It is time to leave the Osage and get back to JPeg Ranch in Indiana. The family said goodbye to our old church, both the movie theater and the pool hall are long closed and they tore down our old school. We really can’t go home.

In small towns across western America fifty years ago those four institutions were the town. This was especially true in my small hometown out on the prairie. What time we boys did not spend at those institutions we could not avoid, school and church, we spent at the Saturday movie or the pool hall. I’m not sure where I got more education.

As Professor Harold Hill said in The Music Man:

“I consider the hours I spend with a cue in my hand golden. Help you cultivate horse sense and a cool head and a keen eye.”

One lesson I learned from the movie theater was that Black kids had to sit in the balcony. In legally and de facto segregated Oklahoma, the races could not and almost always did not mix.

In 2015 the vestiges of slavery are subtle. But before the race riots of the 1960’s, 70’s and 80’s from Boston to Los Angeles, the sins of our forefathers were clearly evident. White people made the rules, both commercial and social, and Black people obeyed them or paid a heavy price.

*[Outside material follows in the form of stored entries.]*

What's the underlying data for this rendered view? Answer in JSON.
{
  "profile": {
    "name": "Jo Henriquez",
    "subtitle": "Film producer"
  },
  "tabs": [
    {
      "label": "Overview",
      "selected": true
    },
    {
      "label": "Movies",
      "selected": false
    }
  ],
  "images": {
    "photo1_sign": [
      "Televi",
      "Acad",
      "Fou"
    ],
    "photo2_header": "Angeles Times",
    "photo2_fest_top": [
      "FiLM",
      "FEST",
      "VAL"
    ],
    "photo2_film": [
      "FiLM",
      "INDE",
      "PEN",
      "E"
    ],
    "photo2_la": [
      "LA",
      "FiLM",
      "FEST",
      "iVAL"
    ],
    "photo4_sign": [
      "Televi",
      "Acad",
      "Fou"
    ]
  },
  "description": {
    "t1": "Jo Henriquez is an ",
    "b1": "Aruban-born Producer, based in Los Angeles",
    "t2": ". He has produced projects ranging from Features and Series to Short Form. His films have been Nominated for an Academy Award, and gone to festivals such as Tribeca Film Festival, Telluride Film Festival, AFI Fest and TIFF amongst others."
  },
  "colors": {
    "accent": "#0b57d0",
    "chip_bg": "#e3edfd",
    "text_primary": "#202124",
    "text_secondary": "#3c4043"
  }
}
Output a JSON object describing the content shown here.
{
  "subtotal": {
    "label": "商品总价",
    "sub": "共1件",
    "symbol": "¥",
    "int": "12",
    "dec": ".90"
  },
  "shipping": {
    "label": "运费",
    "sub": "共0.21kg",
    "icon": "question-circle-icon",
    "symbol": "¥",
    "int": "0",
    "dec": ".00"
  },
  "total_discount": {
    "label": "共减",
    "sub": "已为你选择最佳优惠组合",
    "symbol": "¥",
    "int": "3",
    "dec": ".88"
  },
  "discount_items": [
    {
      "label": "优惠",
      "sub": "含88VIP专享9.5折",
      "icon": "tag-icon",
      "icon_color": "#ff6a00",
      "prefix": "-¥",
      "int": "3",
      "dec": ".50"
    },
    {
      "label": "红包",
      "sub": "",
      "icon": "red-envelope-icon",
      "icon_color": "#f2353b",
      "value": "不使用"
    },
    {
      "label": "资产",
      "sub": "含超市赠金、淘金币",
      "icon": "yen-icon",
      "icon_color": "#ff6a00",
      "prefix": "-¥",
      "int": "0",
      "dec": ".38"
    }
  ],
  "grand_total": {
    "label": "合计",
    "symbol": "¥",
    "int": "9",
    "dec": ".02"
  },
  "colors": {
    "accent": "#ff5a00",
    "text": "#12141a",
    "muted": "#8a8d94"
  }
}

When African Americans became Black Panthers or Black Muslims or litigants in civil rights cases such as Brown v. The Board of Education of Topeka Kansas (1954), white Americans at first reacted badly then slowly let the mantra of “No Justice, No Peace” permeate our collective psyches.

Slowly, painfully, incrementally, that’s how we in America addressed the “Negro Problem”. Our approach to the “Indian Problem” was different. Absolute power over indigenous, multi-tribal peoples enabled industrialized white Americans to either eliminate or marginalize Native Americans. This latter approach is what Israel’s Jewish citizens have tried with Palestinians since 1948. It has not and cannot work, as there are many more Arabs than Jews and, unlike Nazi Germany in the 1930’s and 40’s, the whole world is now watching.

What might work is the former approach. Starting from an attitudinal change that justice is a better plan than extermination, Palestinians and Jewish Israelis could perhaps climb that same mountain we continue slowly working to summit.